Because a large number of computers in botnets distributed around the world are trying to flood the server with false traffic to make it offline, the destructive power of DDoS attacks is amazing. However, in recent years, there has been a disturbing trend: DDoS attacks have become a smoke screen to divert people’s attention. Its service interruption diverts the IT team’s attention from more complex cyber attacks, such as account takeover or phishing. The damage of DDoS is serious enough. If a website is targeted, it will take only a few minutes to paralyze it, but it will take hours or even longer to recover. In fact, 91% of organizations suffered downtime due to DDoS attacks, and the average loss of each downtime to the organization was $300,000. In addition to losing revenue, it will also affect customer trust, force enterprises to compensate users, and cause long-term reputation loss, especially in the case of other violations.
Seven elements of successfully resisting DDoS
Because many organizations are in trouble because of the epidemic, cyber attacks may be the last straw to crush camels. Therefore, comprehensive defense is essential, but from large-scale network attacks to complex and persistent application-layer threats, what is the most important factor that organizations need to consider for potential solutions?

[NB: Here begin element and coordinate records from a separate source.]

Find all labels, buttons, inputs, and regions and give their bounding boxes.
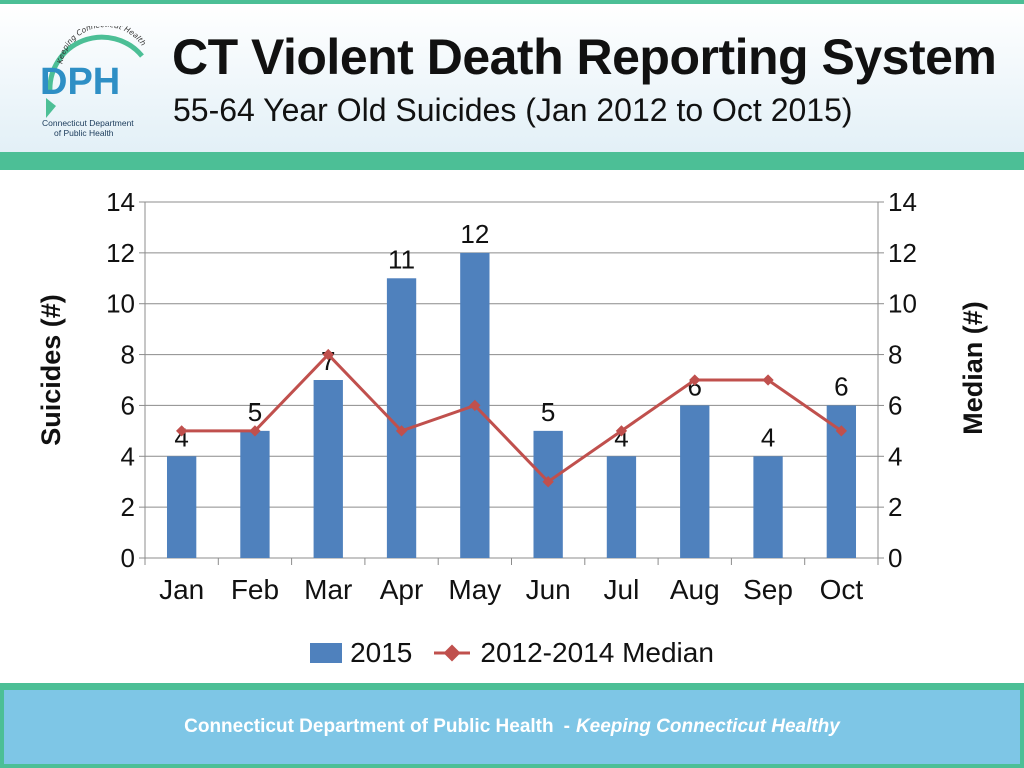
header-accent-bar	[0, 152, 1024, 170]
y-axis-title: Suicides (#)	[36, 294, 66, 446]
median-point	[249, 425, 261, 437]
y2-tick-label: 0	[888, 543, 902, 573]
logo-caption-line1: Connecticut Department	[42, 118, 134, 128]
y2-tick-label: 6	[888, 390, 902, 420]
bar-data-label: 5	[248, 397, 262, 427]
y2-tick-label: 4	[888, 441, 902, 471]
footer-banner: Connecticut Department of Public Health …	[4, 690, 1020, 764]
y-tick-label: 2	[121, 492, 135, 522]
bar-data-label: 11	[388, 244, 415, 274]
median-point	[762, 374, 774, 386]
x-tick-label: Sep	[743, 574, 793, 605]
median-point	[835, 425, 848, 437]
legend-label-bar: 2015	[350, 637, 413, 668]
y-tick-label: 6	[121, 390, 135, 420]
footer-org: Connecticut Department of Public Health	[184, 716, 554, 737]
x-tick-label: Aug	[670, 574, 720, 605]
x-tick-label: Feb	[231, 574, 279, 605]
footer-separator: -	[563, 716, 570, 737]
median-point	[175, 425, 188, 437]
y-tick-label: 8	[121, 340, 135, 370]
bar-data-label: 6	[834, 371, 848, 401]
bar	[533, 430, 563, 558]
x-tick-label: Apr	[380, 574, 424, 605]
y2-tick-label: 14	[888, 187, 917, 217]
y-tick-label: 4	[121, 441, 135, 471]
footer: Connecticut Department of Public Health …	[0, 683, 1024, 768]
x-tick-label: Mar	[304, 574, 352, 605]
page-subtitle: 55-64 Year Old Suicides (Jan 2012 to Oct…	[173, 92, 853, 128]
y-tick-label: 14	[106, 187, 135, 217]
legend-label-line: 2012-2014 Median	[480, 637, 714, 668]
bar-data-label: 5	[541, 397, 555, 427]
page-title: CT Violent Death Reporting System	[172, 29, 997, 85]
chart-legend: 2015 2012-2014 Median	[0, 637, 1024, 669]
bar	[753, 456, 783, 558]
y2-tick-label: 12	[888, 238, 917, 268]
median-point	[322, 348, 334, 361]
legend-bar-swatch	[310, 643, 343, 663]
bar	[166, 456, 197, 558]
median-point	[395, 425, 408, 437]
legend-item-bar: 2015	[310, 637, 412, 669]
legend-line-swatch	[434, 644, 471, 662]
footer-tagline: Keeping Connecticut Healthy	[575, 716, 840, 737]
x-tick-label: May	[448, 574, 501, 605]
bar	[313, 380, 343, 558]
bar-data-label: 12	[460, 219, 489, 249]
logo-caption-line2: of Public Health	[54, 128, 114, 138]
bar	[386, 278, 417, 558]
median-point	[689, 374, 701, 386]
y-tick-label: 0	[121, 543, 135, 573]
bar-data-label: 4	[761, 422, 775, 452]
logo-text: DPH	[40, 61, 120, 103]
bar	[606, 456, 637, 558]
y-tick-label: 12	[106, 238, 135, 268]
x-tick-label: Jul	[604, 574, 640, 605]
median-point	[615, 425, 628, 437]
median-line	[181, 352, 843, 484]
y2-axis-title: Median (#)	[958, 301, 988, 435]
bar	[240, 430, 270, 558]
y2-tick-label: 2	[888, 492, 902, 522]
y-tick-label: 10	[106, 289, 135, 319]
x-tick-label: Oct	[820, 574, 864, 605]
y2-tick-label: 10	[888, 289, 917, 319]
x-tick-label: Jun	[526, 574, 571, 605]
legend-item-line: 2012-2014 Median	[432, 637, 714, 669]
x-tick-label: Jan	[159, 574, 204, 605]
median-point	[542, 476, 554, 488]
y2-tick-label: 8	[888, 340, 902, 370]
median-point	[469, 399, 481, 412]
dph-logo: Keeping Connecticut Healthy DPH Connecti…	[32, 26, 148, 138]
header	[0, 0, 1024, 170]
bar	[680, 405, 710, 558]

(1) service level agreement (SLA) to mitigate DDoS attacks
When a few seconds of downtime may cause damage to the business of an organization, mitigation time (TTM) (that is, the time between the first DDoS packet attack system and the DDoS mitigation system starting to clean up the incoming traffic) is a crucial consideration. Organizations should look for a solution whose service level agreement (SLA) can ensure that DDoS attacks can be mitigated within a few seconds, rather than just considering defending against simple service level attacks.
(2) Technical ability
Organizations need to adopt technologies specific to each type of DDoS attack. For example, the technology of analyzing traffic by machine learning and defining and updating related DDoS security policies according to behavior pattern changes can prevent capacity attacks (flooding the victim’s system with unnecessary requests) and protocol attacks (using the transport layer). This can be combined with threat research algorithm as part of the multi-stage real-time mitigation process to solve suspicious activities.
(3) simple operation
Considering its role in ensuring business continuity, the implementation and operation of DDoS protection should not be complicated. If the operation against DDoS software is too complicated, the organization can’t afford the losses caused by network attacks.
(4) network settings
DDoS protection can be continuous operation or on-demand protection, that is, it is only activated when a network attack occurs. Whether the mitigation is triggered automatically or manually, a wide range of connection options is also the key to enable organizations to adapt to their own topology smoothly.
(5) Geographical distribution
Comprehensive geographical coverage is essential. Organizations need to seek vendor cooperation with a global network of DDoS clearing centers and a wide range of direct peer-to-peer protocols and transport providers. In this way, no matter where the organization’s internal deployment data center or cloud platform is located, it can get protection services faster.
(6) Conduct flow analysis.
DDoS protection involves rapid analysis, identification and mitigation of malicious traffic. Traffic information is the key element, and its flexible access mode is very important. In the case of all-weather online operation, the solution needs to sample and analyze data traffic in real time. This information is not only used for network attack detection, but also for more fine-grained traffic analysis, which can help provide an important “global” view when identifying DDoS and potential attacks.
(7) integration
Native API function is the key element of modern DDoS protection system. For example, through the native integration with SIEM platform, security information and events can be captured, retained and delivered to the selected SIEM application in real time, which can be easily accessed and viewed in a wider field.
By considering these seven elements in DDoS protection strategy, organizations can actively resist the increasingly serious network attacks.